Spike Lee’s staging of the Broadway show and HBO special Mike Tyson: Undisputed Truth looks uncannily like the scenes in Nicolas Winding Refn’s Bronson where Tom Hardy’s notorious thug stands in front of an audience on a tiny stage, penned-in and putting on a show. Throughout his career, Lee has dabbled in filmed theater—with Freak, The Original Kings Of Comedy, A Huey P. Newton Story, and Passing Strange—but he’s rarely gotten enough credit for what he brings to these pieces. Lee doesn’t just turn on the camera and let the performers work; he frames and choreographs shots so that he neither misses their small gestures nor undersells their big ones. Lee’s artistry is hard to ignore in Undisputed Truth. From the opening images of Tyson sitting on a tiny stool in a tight corner, looming over the crowd, Lee keeps reminding viewers of Tyson’s sheer physical presence, and of his relationship with an audience that’s both entertained by him and separated by a sizable gap between the stage and the front row.
Mike Tyson: Undisputed Truth might feel like a different movie—and a better one—if Tyson were a fictional character. It’s hard to watch the former heavyweight champion talk about his tumultuous marriage to actress Robin Givens, or his rape conviction in Indiana, and not feel like he’s letting himself off too easy, especially given that he’s the only one talking. Tyson doesn’t just laugh off the perceptions that he is (or at least was) a bully and an abuser, he encourages the audience to laugh and applaud too, as though he were leading them through a self-help seminar that has to end with them seeing him as a role model: a survivor of an impoverished childhood in Brownsville, Brooklyn; and a survivor of the string of vindictive men and women who conspired to bring him down. Tyson cops to his addictions and his indiscretions, but he fits them all into a narrative arc that leads to this new, smiling, anecdote-spilling Tyson that the general public has never really gotten to know before.
Whether this is all bullshit or not, the “Tyson” on stage in Undisputed Truth is, admittedly, one entertaining son of a gun. He talks too fast, and sometimes gets so worked up that he’s gasping for air and all but impossible to understand. But Tyson gives his all as a performer. He does impressions of his friends, foes, and mentors, and he leaps and runs about with a fervor reminiscent of Robin Williams or Richard Pryor in their heyday. (Tyson moves a little slower than those guys, but not from lack of will.) Whether he means to or not, Tyson and his wife Kiki—who wrote the show—call back to the days of vaudeville, when famous athletes would make extra money during their downtimes by putting together a little act, anchored by well-worn, heavily embellished stories.

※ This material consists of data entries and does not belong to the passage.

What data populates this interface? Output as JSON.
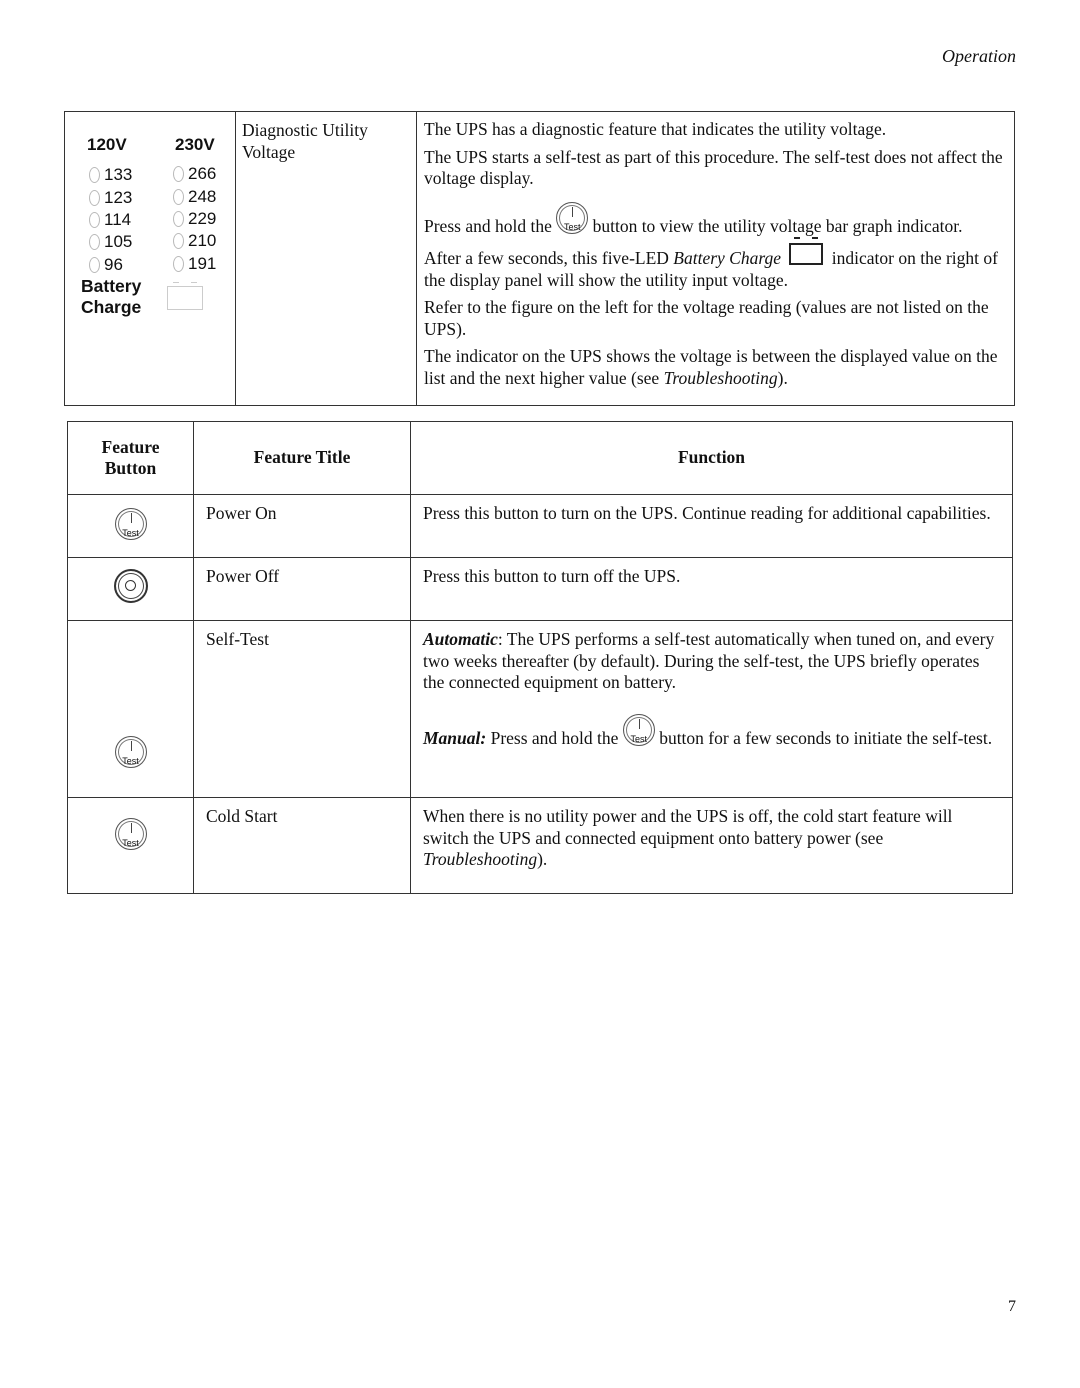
{
  "header": {
    "section": "Operation"
  },
  "page_number": "7",
  "diagnostic_table": {
    "figure": {
      "col_120_label": "120V",
      "col_230_label": "230V",
      "values_120": [
        "133",
        "123",
        "114",
        "105",
        "96"
      ],
      "values_230": [
        "266",
        "248",
        "229",
        "210",
        "191"
      ],
      "battery_label_line1": "Battery",
      "battery_label_line2": "Charge"
    },
    "title": "Diagnostic Utility Voltage",
    "paragraphs": {
      "p1": "The UPS has a diagnostic feature that indicates the utility voltage.",
      "p2": "The UPS starts a self-test as part of this procedure. The self-test does not affect the voltage display.",
      "p3_before": "Press and hold the",
      "p3_after": "button to view the utility voltage bar graph indicator.",
      "p4_before": "After a few seconds, this five-LED",
      "p4_italic": "Battery Charge",
      "p4_after": "indicator on the right of the display panel will show the utility input voltage.",
      "p5": "Refer to the figure on the left for the voltage reading (values are not listed on the UPS).",
      "p6_before": "The indicator on the UPS shows the voltage is between the displayed value on the list and the next higher value (see",
      "p6_italic": "Troubleshooting",
      "p6_after": ")."
    },
    "test_icon_label": "Test"
  },
  "feature_table": {
    "headers": {
      "button": "Feature Button",
      "title": "Feature Title",
      "function": "Function"
    },
    "rows": [
      {
        "icon": "test-button-icon",
        "title": "Power On",
        "function": "Press this button to turn on the UPS. Continue reading for additional capabilities."
      },
      {
        "icon": "power-off-button-icon",
        "title": "Power Off",
        "function": "Press this button to turn off the UPS."
      },
      {
        "icon": "test-button-icon",
        "title": "Self-Test",
        "auto_label": "Automatic",
        "auto_text": ": The UPS performs a self-test automatically when tuned on, and every two weeks thereafter (by default). During the self-test, the UPS briefly operates the connected equipment on battery.",
        "manual_label": "Manual:",
        "manual_before": " Press and hold the",
        "manual_after": "button for a few seconds to initiate the self-test."
      },
      {
        "icon": "test-button-icon",
        "title": "Cold Start",
        "function_before": "When there is no utility power and the UPS is off, the cold start feature will switch the UPS and connected equipment onto battery power (see",
        "function_italic": "Troubleshooting",
        "function_after": ")."
      }
    ]
  }
}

Even if the Tysons aren’t aware of this tradition, Lee surely is. He shoots Undisputed Truth such that it looks like a big show—layering in films and photos behind Tyson as though he were building a whole traveling Chautauqua around the champ. And while Mike Tyson: Undisputed Truth isn’t the unflinching confessional it purports to be, it is of a piece with Lee’s other filmed theater pieces, in that it focuses a lot on assimilation, and how a man who describes himself as growing up in a “pack of wild wolves” navigated a world where white and black people alike pinned a lot of expectations on him. Lee doesn’t judge Tyson’s sins, but he does express an attitude toward his story, through the way he frames a desperately ingratiating Tyson at a persistent remove.
The lone extra is a short HBO promotional featurette billed as “Conversations,” though it’s really just an extended commercial, made to run between other programming. What’s most interesting about “Conversations” is that it excerpts a few scenes of Undisputed Truth, and seen just a few seconds at a time, the movie looks like a parody of a Mike Tyson one-man show that the boxer good-naturedly agreed to appear in as “himself.” Those scenes play much better in context, but still: that impression of a put-on never entirely goes away.